Gel struktural terbentuk ketika suhu dinaikkan, dan terjadi aliran tiksotropik yang tinggi. Eter selulosa konsentrasi tinggi dan viskositas rendah menunjukkan tiksotropi bahkan di bawah suhu gel. Properti ini sangat bermanfaat untuk penyesuaian leveling dan sagging dalam konstruksi mortar bangunan. Perlu dijelaskan di sini bahwa semakin tinggi viskositas selulosa eter, semakin baik retensi air, tetapi semakin tinggi viskositas, semakin tinggi berat molekul relatif selulosa eter, dan penurunan kelarutannya, yang berdampak negatif. pada konsentrasi mortar dan kinerja konstruksi. Semakin tinggi viskositasnya, semakin jelas efek pengentalannya pada mortar, namun tidak sepenuhnya proporsional. Beberapa viskositas sedang dan rendah, tetapi selulosa eter yang dimodifikasi memiliki kinerja yang lebih baik dalam meningkatkan kekuatan struktural mortar basah. Dengan meningkatnya viskositas, retensi air selulosa eter meningkat.

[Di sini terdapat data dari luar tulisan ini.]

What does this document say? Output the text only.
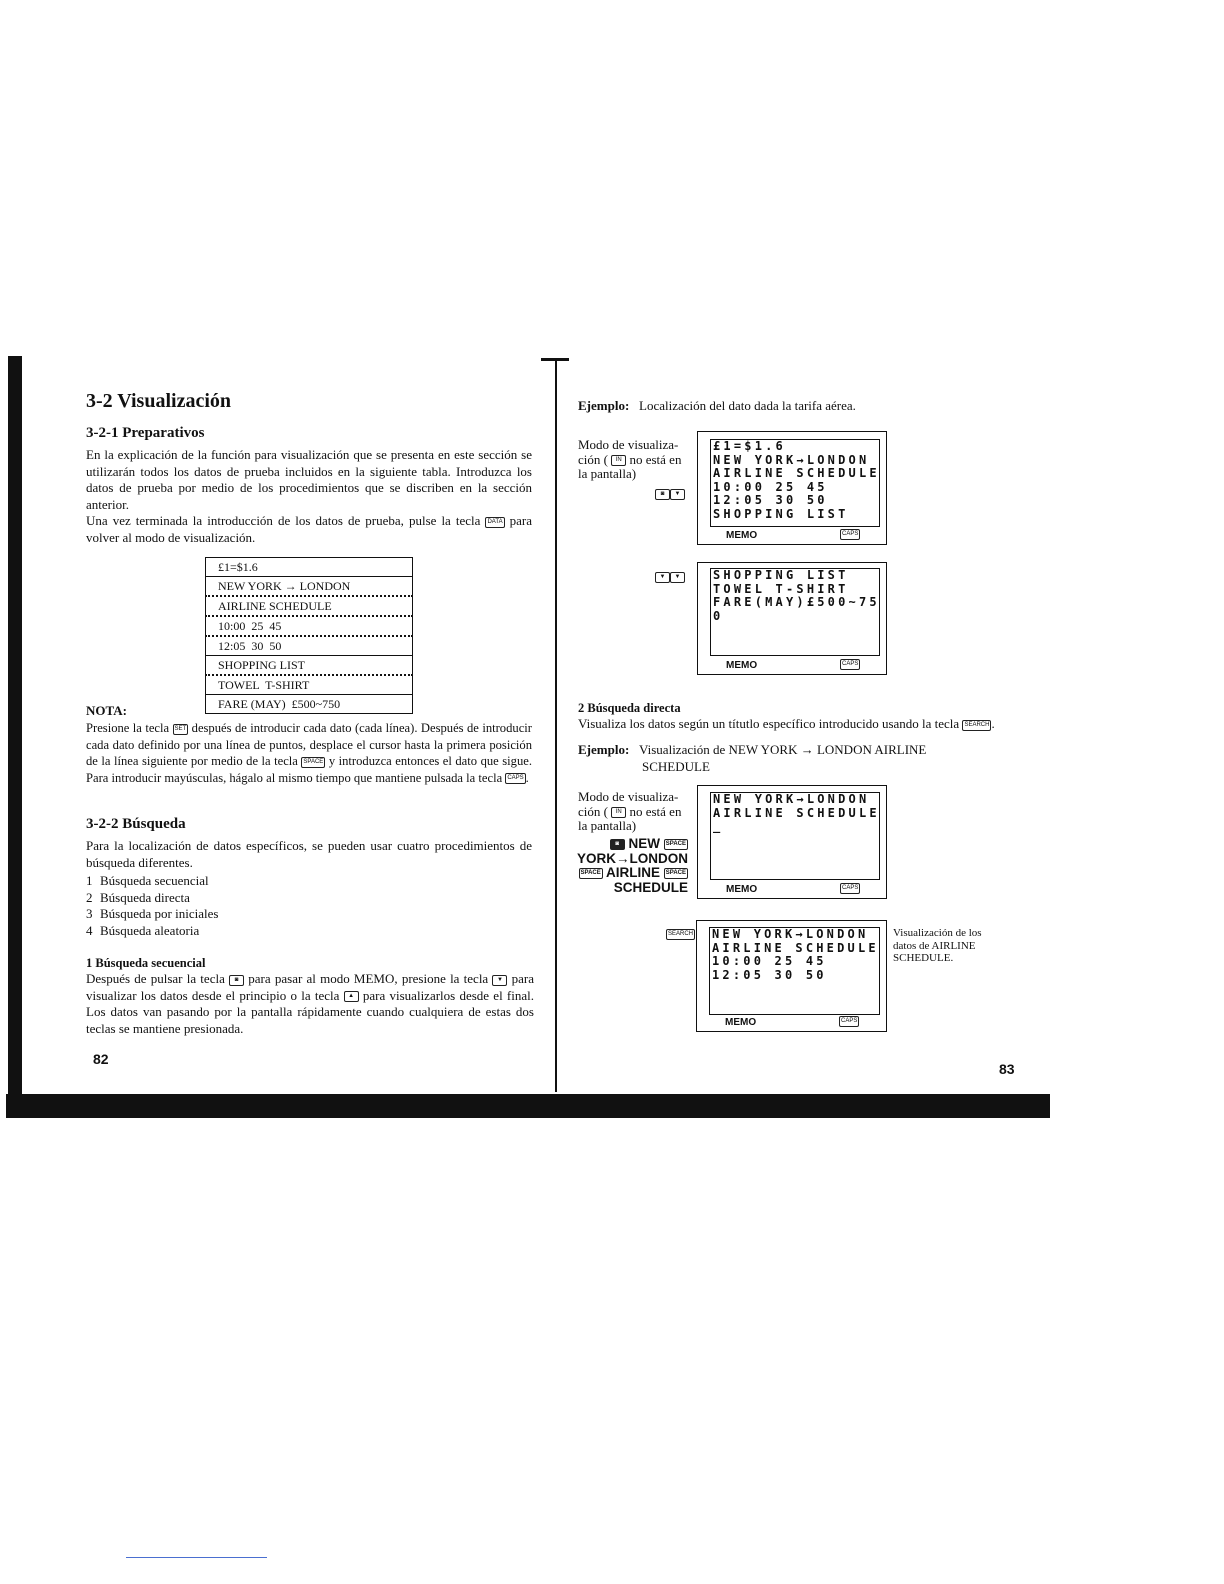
3-2 Visualización
3-2-1 Preparativos

En la explicación de la función para visualización que se presenta en este sección se utilizarán todos los datos de prueba incluidos en la siguiente tabla. Introduzca los datos de prueba por medio de los procedimientos que se discriben en la sección anterior.

Una vez terminada la introducción de los datos de prueba, pulse la tecla DATA para volver al modo de visualización.

£1=$1.6
NEW YORK → LONDON
AIRLINE SCHEDULE
10:00  25  45
12:05  30  50
SHOPPING LIST
TOWEL  T-SHIRT
FARE (MAY)  £500~750
NOTA:
Presione la tecla SET después de introducir cada dato (cada línea). Después de introducir cada dato definido por una línea de puntos, desplace el cursor hasta la primera posición de la línea siguiente por medio de la tecla SPACE y introduzca entonces el dato que sigue. Para introducir mayúsculas, hágalo al mismo tiempo que mantiene pulsada la tecla CAPS .
3-2-2 Búsqueda
Para la localización de datos específicos, se pueden usar cuatro procedimientos de búsqueda diferentes.
1 Búsqueda secuencial
2 Búsqueda directa
3 Búsqueda por iniciales
4 Búsqueda aleatoria
1 Búsqueda secuencial
Después de pulsar la tecla ◙ para pasar al modo MEMO, presione la tecla ▼ para visualizar los datos desde el principio o la tecla ▲ para visualizarlos desde el final. Los datos van pasando por la pantalla rápidamente cuando cualquiera de estas dos teclas se mantiene presionada.
82
Ejemplo: Localización del dato dada la tarifa aérea.
Modo de visualiza-
ción ( IN no está en
la pantalla)
◙ ▼
£1=$1.6
NEW YORK→LONDON
AIRLINE SCHEDULE
10:00 25 45
12:05 30 50
SHOPPING LIST
MEMO	CAPS
▼ ▼	SHOPPING LIST
TOWEL T-SHIRT
FARE(MAY)£500~75
0
MEMO	CAPS
2 Búsqueda directa
Visualiza los datos según un títutlo específico introducido usando la tecla SEARCH .
Ejemplo: Visualización de NEW YORK → LONDON AIRLINE
SCHEDULE
Modo de visualiza-
ción ( IN no está en
la pantalla)
◙ NEW SPACE
YORK→LONDON
SPACE AIRLINE SPACE
SCHEDULE
NEW YORK→LONDON
AIRLINE SCHEDULE
_
MEMO	CAPS
SEARCH NEW YORK→LONDON
AIRLINE SCHEDULE
10:00 25 45
12:05 30 50
MEMO	CAPS
Visualización de los
datos de AIRLINE
SCHEDULE.
83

4. Retardasi selulosa eter
Retardasi selulosa eter: Fungsi ketiga selulosa eter adalah menunda proses hidrasi semen. Selulosa eter memberi mortar berbagai sifat yang bermanfaat, dan juga mengurangi panas hidrasi awal semen dan menunda proses dinamis hidrasi semen. Hal ini tidak menguntungkan untuk penggunaan mortar di daerah dingin. Efek perlambatan ini disebabkan oleh adsorpsi molekul selulosa eter pada produk hidrasi seperti CSH dan ca(OH)2. Karena peningkatan viskositas larutan pori, selulosa eter mengurangi mobilitas ion dalam larutan, sehingga memperlambat proses hidrasi.
Semakin tinggi konsentrasi selulosa eter dalam bahan gel mineral, semakin nyata efek penundaan hidrasi. Selulosa eter tidak hanya menunda pengerasan, tetapi juga menunda proses pengerasan sistem mortar semen. Efek perlambatan selulosa eter tidak hanya bergantung pada konsentrasinya dalam sistem gel mineral, tetapi juga pada struktur kimianya. Semakin tinggi derajat metilasi HEMC, semakin baik efek perlambatan selulosa eter. Rasio substitusi hidrofilik terhadap substitusi penambah air Efek perlambatannya lebih kuat. Namun viskositas selulosa eter mempunyai pengaruh yang kecil terhadap kinetika hidrasi semen.
Dengan meningkatnya kandungan selulosa eter, waktu pengerasan mortar meningkat secara signifikan. Terdapat korelasi nonlinier yang baik antara waktu pengerasan awal mortar dan kandungan selulosa eter, dan korelasi linier yang baik antara waktu pengerasan akhir dan kandungan selulosa eter. Kita dapat mengontrol waktu operasional mortar dengan mengubah jumlah selulosa eter.